Iran: Fukuyama thinks that the US withdrew from the Nuclear agreement that Obama had signed thinking that if they restored the sanctions, they could make Iran sign a better agreement. And despite the growing rhetorical threats from Trump’s side, his actions and backpedaling actually prove that he does not want to deploy forces in the Middle East. The US-Iran relations are provocative, as according to Fukuyama Iran is constantly taunting the US. It is highly possible that one day Iran might do something that will require an actual response and it will not be possible anymore for Trump not to act. Hence, the possibility of the real conflict escalation with Iran is very real.

 

Saudi Arabia: According to Fukuyama, US politics with the Saudi Arabia (“A tribal federation sitting on a lot of oil” as described by him) has never been based on human rights or any other set of moral values. He also thinks that if the Saudi journalist Jamal Khashoggi had been killed during an Administration of a Democrat President, the US response, most likely, would be similar: the public critics and shaming would be followed by more business deals. Fukuyama thinks that there is another big challenge that the US faces in the Middle East and that is not human rights.
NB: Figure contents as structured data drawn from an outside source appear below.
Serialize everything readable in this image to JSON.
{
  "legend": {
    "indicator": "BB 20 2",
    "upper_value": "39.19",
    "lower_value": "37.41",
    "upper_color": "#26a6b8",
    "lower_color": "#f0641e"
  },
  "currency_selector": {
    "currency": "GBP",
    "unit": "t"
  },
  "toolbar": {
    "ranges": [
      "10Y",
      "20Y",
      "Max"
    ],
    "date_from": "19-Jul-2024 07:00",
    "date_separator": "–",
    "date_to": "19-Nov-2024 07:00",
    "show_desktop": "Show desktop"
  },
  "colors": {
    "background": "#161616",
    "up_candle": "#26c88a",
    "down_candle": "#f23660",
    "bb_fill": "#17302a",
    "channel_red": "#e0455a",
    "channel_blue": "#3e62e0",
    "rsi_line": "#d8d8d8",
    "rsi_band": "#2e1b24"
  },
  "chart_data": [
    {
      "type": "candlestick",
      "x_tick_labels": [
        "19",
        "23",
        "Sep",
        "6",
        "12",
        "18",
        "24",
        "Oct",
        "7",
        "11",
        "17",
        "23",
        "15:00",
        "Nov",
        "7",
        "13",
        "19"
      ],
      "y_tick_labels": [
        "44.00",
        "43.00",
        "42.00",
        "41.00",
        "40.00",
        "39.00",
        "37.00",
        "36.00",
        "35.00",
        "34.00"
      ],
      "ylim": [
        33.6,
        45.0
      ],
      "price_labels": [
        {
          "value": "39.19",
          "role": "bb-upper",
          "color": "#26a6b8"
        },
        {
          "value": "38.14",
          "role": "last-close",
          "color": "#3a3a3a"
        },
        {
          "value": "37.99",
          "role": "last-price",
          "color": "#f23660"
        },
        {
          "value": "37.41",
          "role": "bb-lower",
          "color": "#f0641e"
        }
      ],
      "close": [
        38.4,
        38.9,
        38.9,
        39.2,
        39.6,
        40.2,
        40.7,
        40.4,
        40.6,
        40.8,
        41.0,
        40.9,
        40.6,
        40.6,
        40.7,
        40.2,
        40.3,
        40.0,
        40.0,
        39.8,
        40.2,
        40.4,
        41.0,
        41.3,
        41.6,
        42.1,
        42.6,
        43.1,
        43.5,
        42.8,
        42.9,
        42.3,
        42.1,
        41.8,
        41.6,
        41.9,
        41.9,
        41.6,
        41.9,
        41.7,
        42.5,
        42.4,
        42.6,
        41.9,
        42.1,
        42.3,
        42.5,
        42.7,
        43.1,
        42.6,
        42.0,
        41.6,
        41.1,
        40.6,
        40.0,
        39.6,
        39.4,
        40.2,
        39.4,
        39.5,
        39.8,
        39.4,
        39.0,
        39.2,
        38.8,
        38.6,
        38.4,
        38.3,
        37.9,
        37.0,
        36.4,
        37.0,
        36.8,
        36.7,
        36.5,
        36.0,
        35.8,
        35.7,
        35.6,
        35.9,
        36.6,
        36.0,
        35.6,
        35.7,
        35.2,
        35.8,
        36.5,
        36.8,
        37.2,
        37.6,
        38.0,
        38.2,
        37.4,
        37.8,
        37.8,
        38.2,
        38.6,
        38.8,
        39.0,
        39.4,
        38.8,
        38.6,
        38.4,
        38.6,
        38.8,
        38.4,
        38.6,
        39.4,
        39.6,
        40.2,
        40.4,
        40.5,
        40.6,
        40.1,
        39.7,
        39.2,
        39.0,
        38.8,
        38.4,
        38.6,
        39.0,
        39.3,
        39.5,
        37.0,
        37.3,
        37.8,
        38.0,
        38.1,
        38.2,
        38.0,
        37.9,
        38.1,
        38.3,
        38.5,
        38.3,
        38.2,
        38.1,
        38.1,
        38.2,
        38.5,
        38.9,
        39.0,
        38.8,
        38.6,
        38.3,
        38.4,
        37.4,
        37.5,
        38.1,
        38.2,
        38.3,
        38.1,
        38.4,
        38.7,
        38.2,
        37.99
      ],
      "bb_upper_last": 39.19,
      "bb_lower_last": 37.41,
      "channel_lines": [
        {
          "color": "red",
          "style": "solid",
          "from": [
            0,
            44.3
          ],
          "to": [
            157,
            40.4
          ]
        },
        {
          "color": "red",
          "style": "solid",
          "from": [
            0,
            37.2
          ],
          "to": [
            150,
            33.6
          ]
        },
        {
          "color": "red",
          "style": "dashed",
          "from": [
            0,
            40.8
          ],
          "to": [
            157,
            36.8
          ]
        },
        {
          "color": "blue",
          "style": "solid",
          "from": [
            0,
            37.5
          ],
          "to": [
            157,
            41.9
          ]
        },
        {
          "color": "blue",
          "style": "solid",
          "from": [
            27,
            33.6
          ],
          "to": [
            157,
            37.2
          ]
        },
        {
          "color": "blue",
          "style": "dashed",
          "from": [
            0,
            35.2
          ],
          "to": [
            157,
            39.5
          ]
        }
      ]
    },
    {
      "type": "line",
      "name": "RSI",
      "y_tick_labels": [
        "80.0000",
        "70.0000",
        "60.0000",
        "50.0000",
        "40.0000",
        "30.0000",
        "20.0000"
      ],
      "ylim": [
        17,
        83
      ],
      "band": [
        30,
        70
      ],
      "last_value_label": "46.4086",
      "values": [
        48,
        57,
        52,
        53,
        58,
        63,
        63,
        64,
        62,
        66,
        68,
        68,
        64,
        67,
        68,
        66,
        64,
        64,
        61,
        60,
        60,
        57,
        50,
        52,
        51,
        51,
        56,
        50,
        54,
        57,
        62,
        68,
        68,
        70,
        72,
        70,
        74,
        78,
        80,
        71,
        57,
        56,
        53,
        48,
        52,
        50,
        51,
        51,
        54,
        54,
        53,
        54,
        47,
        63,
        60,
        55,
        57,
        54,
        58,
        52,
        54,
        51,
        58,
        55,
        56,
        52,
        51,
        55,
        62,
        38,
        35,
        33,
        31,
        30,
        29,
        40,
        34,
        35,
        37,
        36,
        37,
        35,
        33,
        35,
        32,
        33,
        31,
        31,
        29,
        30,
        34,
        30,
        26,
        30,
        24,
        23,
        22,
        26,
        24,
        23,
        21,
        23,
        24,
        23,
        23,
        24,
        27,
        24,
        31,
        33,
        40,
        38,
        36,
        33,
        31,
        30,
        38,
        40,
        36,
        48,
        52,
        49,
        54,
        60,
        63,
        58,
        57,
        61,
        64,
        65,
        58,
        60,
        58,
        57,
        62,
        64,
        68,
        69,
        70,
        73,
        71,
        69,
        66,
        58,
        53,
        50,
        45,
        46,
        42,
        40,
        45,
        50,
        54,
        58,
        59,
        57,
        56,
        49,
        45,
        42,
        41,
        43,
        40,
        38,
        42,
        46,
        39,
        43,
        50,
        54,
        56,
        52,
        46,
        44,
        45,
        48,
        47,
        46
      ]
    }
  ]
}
As the Saudi and Gulf States want to engage US in the Sunni-Shia conflict, it is important to understand that it is very dangerous to have a stance or to pick a side in this debate. The US should not itself be sucked by the Islamic religious and political conflict.

 

Georgia & Ukraine: Fukuyama thinks that the political problem in Georgia is the same as the one in Ukraine. The people who actually hold the power are not the same ones who exercise the power. There is a growing unaccountable force of hidden power who manipulates the political processes behind the scenes. It is also visible that there is a growing Russian influence in these countries which can only be handled through the upcoming elections. The upcoming elections in Georgia will be a test for the country’s commitment to the Euro-Atlantic alliance.

 

Francis Fukuyama

 

Fukuyama also claimed that even if the Democrats win next year, it is highly possible that everything will not come back to order that was established before Trump. He thinks that there is a long-lasting damage that Trump has caused to the US Foreign and Internal Politics. He has energized a very active and angry base of anti-internationalist Americans, which did not exist before. Hence, any president coming after him will be obliged to deal with this base.